Zarejestrowany: 2014-04
Wiadomości: 25
Question

Nieśmiała czy śmiała?


Cześć
Piszę ten post gdyż szukam osób które być może mają taki problem jak ja. Może opiszę siebie:
Brunetka, długie włosy, szczupła, zgrabna sylwetka, ciemna karnacja, długie nogi, przyjemna twarz - ogólnie nigdy nie narzekałam na brak zainteresowania ze strony płci przeciwnej.
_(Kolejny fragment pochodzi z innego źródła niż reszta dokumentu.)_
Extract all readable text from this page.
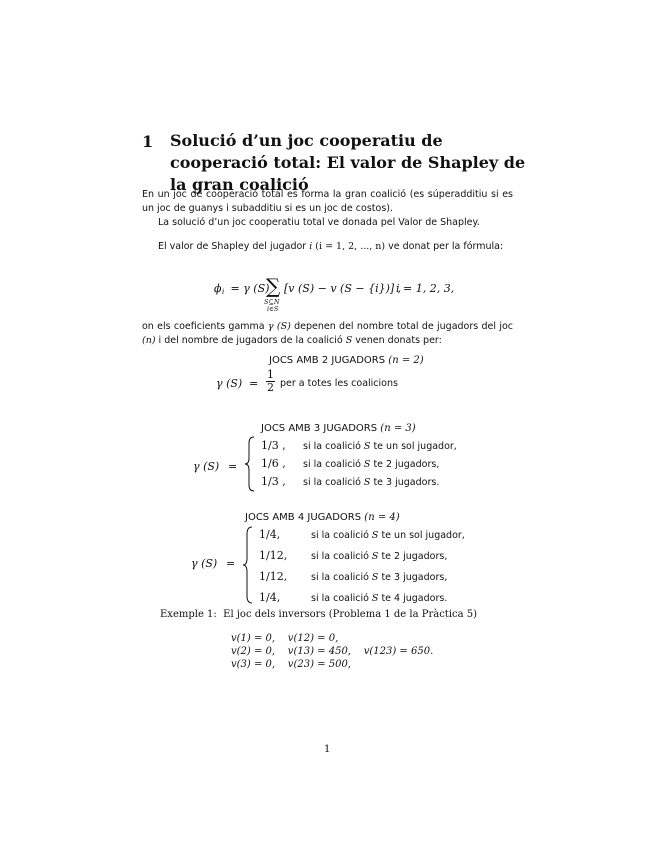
1 Solució d’un joc cooperatiu de cooperació total: El valor de Shapley de la gran coalició
En un joc de cooperació total es forma la gran coalició (es súperadditiu si es un joc de guanys i subadditiu si es un joc de costos).
La solució d’un joc cooperatiu total ve donada pel Valor de Shapley.
El valor de Shapley del jugador i (i = 1, 2, ..., n) ve donat per la fórmula:
ϕ i = γ (S)
∑
S⊆N
i∈S
[v (S) − v (S − {i})] ,
i = 1, 2, 3,
on els coeficients gamma γ (S) depenen del nombre total de jugadors del joc (n) i del nombre de jugadors de la coalició S venen donats per:
JOCS AMB 2 JUGADORS (n = 2)
γ $(S) = \frac{1}{2}$ per a totes les coalicions
JOCS AMB 3 JUGADORS (n = 3)
γ (S) =
1/3 , si la coalició S te un sol jugador,
1/6 , si la coalició S te 2 jugadors,
1/3 , si la coalició S te 3 jugadors.
JOCS AMB 4 JUGADORS (n = 4)
γ (S) =
1/4,	si la coalició S te un sol jugador,
1/12,	si la coalició S te 2 jugadors,
1/12,	si la coalició S te 3 jugadors,
1/4,	si la coalició S te 4 jugadors.
Exemple 1: El joc dels inversors (Problema 1 de la Pràctica 5)
v(1) = 0,    v(12) = 0,
v(2) = 0,    v(13) = 450,    v(123) = 650.
v(3) = 0,    v(23) = 500,
1
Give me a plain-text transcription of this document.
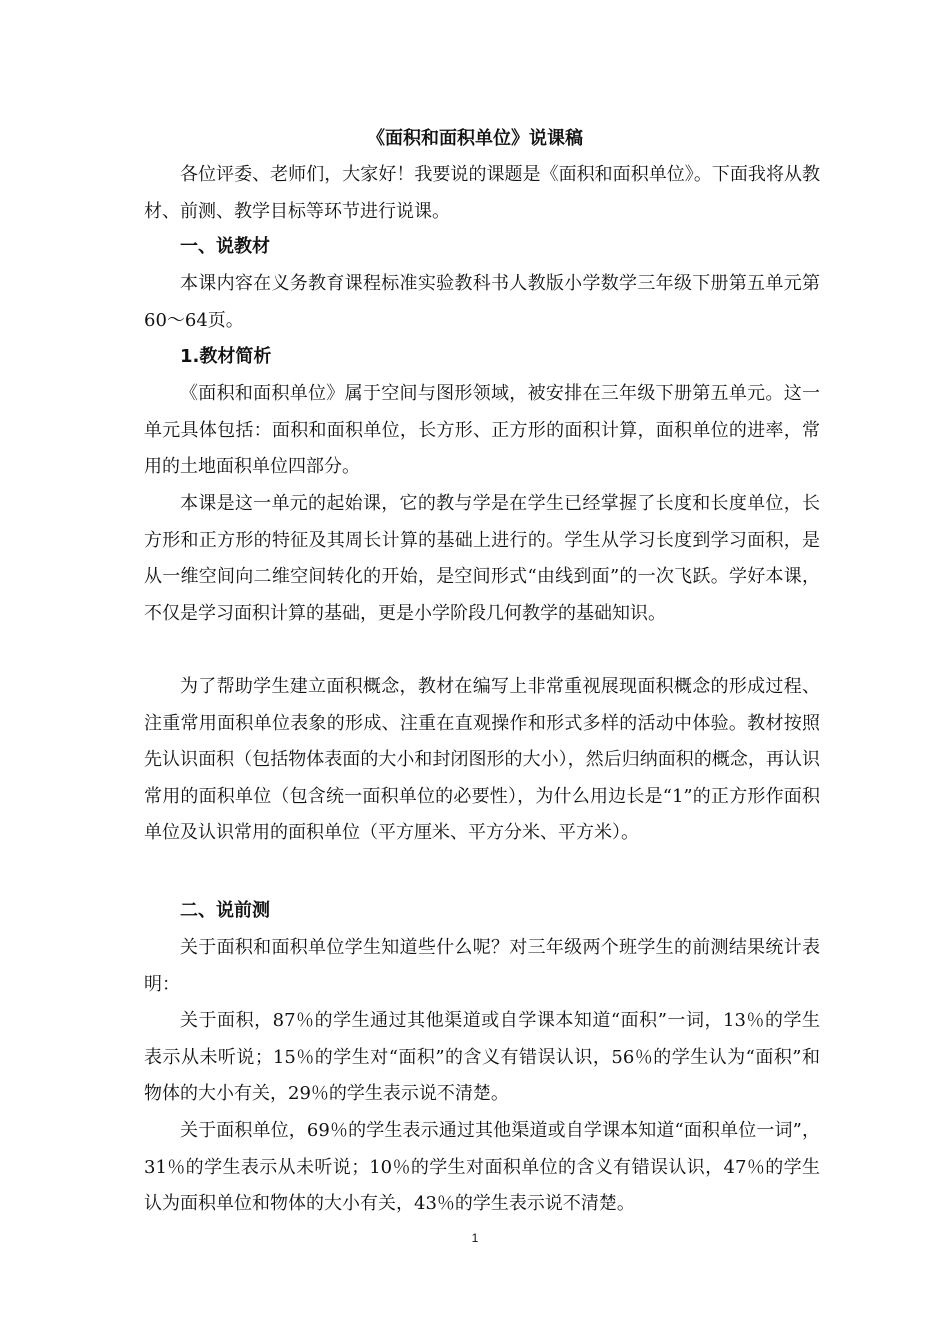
《面积和面积单位》说课稿

各位评委、老师们，大家好！我要说的课题是《面积和面积单位》。下面我将从教材、前测、教学目标等环节进行说课。

一、说教材

本课内容在义务教育课程标准实验教科书人教版小学数学三年级下册第五单元第60～64页。

1.教材简析

《面积和面积单位》属于空间与图形领域，被安排在三年级下册第五单元。这一单元具体包括：面积和面积单位，长方形、正方形的面积计算，面积单位的进率，常用的土地面积单位四部分。

本课是这一单元的起始课，它的教与学是在学生已经掌握了长度和长度单位，长方形和正方形的特征及其周长计算的基础上进行的。学生从学习长度到学习面积，是从一维空间向二维空间转化的开始，是空间形式“由线到面”的一次飞跃。学好本课，不仅是学习面积计算的基础，更是小学阶段几何教学的基础知识。

为了帮助学生建立面积概念，教材在编写上非常重视展现面积概念的形成过程、注重常用面积单位表象的形成、注重在直观操作和形式多样的活动中体验。教材按照先认识面积（包括物体表面的大小和封闭图形的大小），然后归纳面积的概念，再认识常用的面积单位（包含统一面积单位的必要性），为什么用边长是“1”的正方形作面积单位及认识常用的面积单位（平方厘米、平方分米、平方米）。

二、说前测

关于面积和面积单位学生知道些什么呢？对三年级两个班学生的前测结果统计表明：

关于面积，87％的学生通过其他渠道或自学课本知道“面积”一词，13％的学生表示从未听说；15％的学生对“面积”的含义有错误认识，56％的学生认为“面积”和物体的大小有关，29％的学生表示说不清楚。

关于面积单位，69％的学生表示通过其他渠道或自学课本知道“面积单位一词”，31％的学生表示从未听说；10％的学生对面积单位的含义有错误认识，47％的学生认为面积单位和物体的大小有关，43％的学生表示说不清楚。

1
Lubię imprezować, ubrać sukienkę, szpilki, czuję się wtedy jak dusza towarzystwa, a zwłaszcza z facetami rozmawia mi się luźno.
Jest jednak druga strona - ta nieśmiała, wstydząca się ludzi, bojąca się zapytać np. w sklepie o coś, myśląca co chwilę co ludzie inni powiedzą, pewnie obgadują mnie gdy wyjdę, czująca się niepewnie w towarzystwie niektórych bądź w niektórych miejscach, automatycznie garbiąca się, chcąca się schować, przeżywająca wszystko podwójnie nawet jeśli się nic jeszcze nie wydarzy, przy wystąpieniach publicznych czująca taki stres, że nawet podczas wyuczonego tekstu zdarzają się niedociągnięcia językowe czy trudność z mówieniem.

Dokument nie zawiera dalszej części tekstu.